Curitiba A miséria pode ser negociada? Para o cineasta paranaense Sérgio Bianchi, sim. E é esse universo que ele retrata no longa ''Quanto vale ou é por quilo'' que tem estréia nacional hoje. O filme começou a ser rodado em 2003 e tem cenas filmadas no Paraná, mais especificamente na Lapa, onde acontecem as histórias ambientadas no século 18. Mas não se trata de um filme de época, conforme o próprio diretor alertou em entrevista concedida em Curitiba. ''O filme retrata um raciocínio, de que a pobreza, a miséria pode vir a ser um comércio. E isso acontece desde há muito tempo até nos dias atuais. A época não importa e sim o tema''.
No longa, Bianchi faz uma analogia entre o antigo comércio de escravos e a exploração da miséria em programas contemporâneos bastante conhecidos e divulgados na mídia. Cita, por exemplo, o ''Fome Zero'' como um exemplo desse surreal comércio. Para escrever o roteiro do filme feito em parceria com Eduardo Benaim e uma equipe de colaboradores o diretor partiu do conto ''Pai contra Mãe'' de Machado de Assis. A história é entremeada ainda com pequenas crônicas assinadas por Nireu Cavalcanti sobre a escravidão. Os textos foram retirados dos autos do Arquivo Nacional do Rio de Janeiro.
No elenco, estão desde figurantes até atores paranaenses mais conhecidos do grande público, como Emílio Pitta e Odelair Rodrigues, que morreu no mesmo ano das gravações do longa no Paraná. Eles contracenaram com profissionais como Caco Ciocler, Herson Capri e Lázaro Ramos, que também integram o elenco do filme. Além das cenas rodadas no Estado, o longa foi filmado também em São Paulo, com cenas em estúdio e externas.

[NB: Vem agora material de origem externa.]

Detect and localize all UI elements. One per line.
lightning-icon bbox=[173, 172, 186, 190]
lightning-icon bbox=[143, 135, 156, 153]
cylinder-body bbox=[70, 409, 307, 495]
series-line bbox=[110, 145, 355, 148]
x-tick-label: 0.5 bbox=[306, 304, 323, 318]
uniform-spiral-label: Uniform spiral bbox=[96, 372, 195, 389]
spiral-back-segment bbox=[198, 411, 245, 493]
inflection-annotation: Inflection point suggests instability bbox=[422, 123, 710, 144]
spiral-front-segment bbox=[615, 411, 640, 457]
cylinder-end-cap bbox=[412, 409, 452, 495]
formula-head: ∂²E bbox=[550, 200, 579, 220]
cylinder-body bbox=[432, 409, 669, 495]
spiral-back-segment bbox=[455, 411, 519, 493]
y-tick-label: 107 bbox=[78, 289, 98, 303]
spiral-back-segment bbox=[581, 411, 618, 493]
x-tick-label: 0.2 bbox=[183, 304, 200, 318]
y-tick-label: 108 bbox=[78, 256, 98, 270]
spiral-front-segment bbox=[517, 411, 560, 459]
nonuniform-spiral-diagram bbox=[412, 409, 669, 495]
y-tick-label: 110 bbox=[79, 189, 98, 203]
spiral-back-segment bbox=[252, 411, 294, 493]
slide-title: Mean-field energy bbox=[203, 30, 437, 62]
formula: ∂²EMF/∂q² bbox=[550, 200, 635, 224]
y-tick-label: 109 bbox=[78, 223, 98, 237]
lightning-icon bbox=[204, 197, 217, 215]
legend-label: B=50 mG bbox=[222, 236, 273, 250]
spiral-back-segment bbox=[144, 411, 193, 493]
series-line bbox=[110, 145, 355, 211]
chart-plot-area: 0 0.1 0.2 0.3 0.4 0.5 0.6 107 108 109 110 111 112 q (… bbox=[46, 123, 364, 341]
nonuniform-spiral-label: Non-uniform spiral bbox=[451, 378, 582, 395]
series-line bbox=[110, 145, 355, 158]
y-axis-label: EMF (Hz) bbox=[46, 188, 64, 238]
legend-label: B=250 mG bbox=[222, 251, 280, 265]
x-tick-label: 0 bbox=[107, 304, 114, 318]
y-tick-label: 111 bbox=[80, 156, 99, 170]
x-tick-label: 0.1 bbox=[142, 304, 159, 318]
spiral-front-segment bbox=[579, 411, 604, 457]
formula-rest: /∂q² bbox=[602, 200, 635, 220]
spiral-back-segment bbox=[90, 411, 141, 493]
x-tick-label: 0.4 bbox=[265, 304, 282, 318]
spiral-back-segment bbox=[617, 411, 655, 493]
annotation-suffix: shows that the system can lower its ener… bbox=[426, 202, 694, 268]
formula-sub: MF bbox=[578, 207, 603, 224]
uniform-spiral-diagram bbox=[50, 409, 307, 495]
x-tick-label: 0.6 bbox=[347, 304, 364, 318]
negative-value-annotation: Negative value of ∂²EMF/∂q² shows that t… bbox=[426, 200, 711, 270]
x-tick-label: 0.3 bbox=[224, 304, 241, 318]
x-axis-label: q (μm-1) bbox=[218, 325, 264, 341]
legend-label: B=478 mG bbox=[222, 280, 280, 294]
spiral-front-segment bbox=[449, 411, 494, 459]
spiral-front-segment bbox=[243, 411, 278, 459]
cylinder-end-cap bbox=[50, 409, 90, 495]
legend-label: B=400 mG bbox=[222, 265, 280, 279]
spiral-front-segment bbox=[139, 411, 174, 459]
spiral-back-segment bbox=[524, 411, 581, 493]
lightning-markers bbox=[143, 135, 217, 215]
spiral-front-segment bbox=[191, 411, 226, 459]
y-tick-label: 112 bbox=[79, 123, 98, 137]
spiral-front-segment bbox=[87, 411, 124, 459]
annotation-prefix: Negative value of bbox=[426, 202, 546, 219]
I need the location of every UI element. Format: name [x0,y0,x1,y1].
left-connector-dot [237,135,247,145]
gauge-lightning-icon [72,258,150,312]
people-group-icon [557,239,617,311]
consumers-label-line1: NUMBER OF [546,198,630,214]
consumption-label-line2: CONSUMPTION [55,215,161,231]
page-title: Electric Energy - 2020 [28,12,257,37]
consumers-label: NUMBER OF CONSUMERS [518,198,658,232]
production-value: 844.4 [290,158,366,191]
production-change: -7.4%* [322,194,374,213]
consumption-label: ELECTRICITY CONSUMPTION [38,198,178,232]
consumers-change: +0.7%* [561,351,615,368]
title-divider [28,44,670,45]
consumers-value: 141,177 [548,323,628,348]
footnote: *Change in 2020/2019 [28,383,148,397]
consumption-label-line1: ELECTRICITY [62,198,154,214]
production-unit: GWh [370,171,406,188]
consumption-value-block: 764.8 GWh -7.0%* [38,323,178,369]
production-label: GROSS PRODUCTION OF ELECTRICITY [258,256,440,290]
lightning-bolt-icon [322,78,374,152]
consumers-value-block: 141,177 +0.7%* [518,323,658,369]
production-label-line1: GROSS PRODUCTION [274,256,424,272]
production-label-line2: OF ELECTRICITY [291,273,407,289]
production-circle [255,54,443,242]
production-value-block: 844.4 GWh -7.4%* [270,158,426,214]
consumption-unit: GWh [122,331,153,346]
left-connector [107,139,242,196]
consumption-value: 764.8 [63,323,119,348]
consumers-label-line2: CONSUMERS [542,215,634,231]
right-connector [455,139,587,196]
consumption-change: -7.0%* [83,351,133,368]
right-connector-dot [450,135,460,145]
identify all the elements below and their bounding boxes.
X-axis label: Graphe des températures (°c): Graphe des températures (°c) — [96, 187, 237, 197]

''Quanto vale ou é por quilo'' sucede ''Cronicamente Inviável'', lançado em 2000 por Bianchi. Às vésperas de completar 60 anos, ele é considerado um dos diretores mais polêmicos do País, conhecido por denunciar uma sociedade pouco palatável, mas real. No filme atual não é diferente. Bianchi cita dois episódios retratados no longa para exemplificar esse contexto. Em um deles um capitão-do-mato captura uma escrava que está grávida e recebe a recompensa enquanto a mulher está abortanto. A situação acontece no século 17, mas nos dias atuais, um imbróglio que envolve um Ong que desenvolve um projeto de informática na periferia remonta à mesma crueldade numa situação distinta.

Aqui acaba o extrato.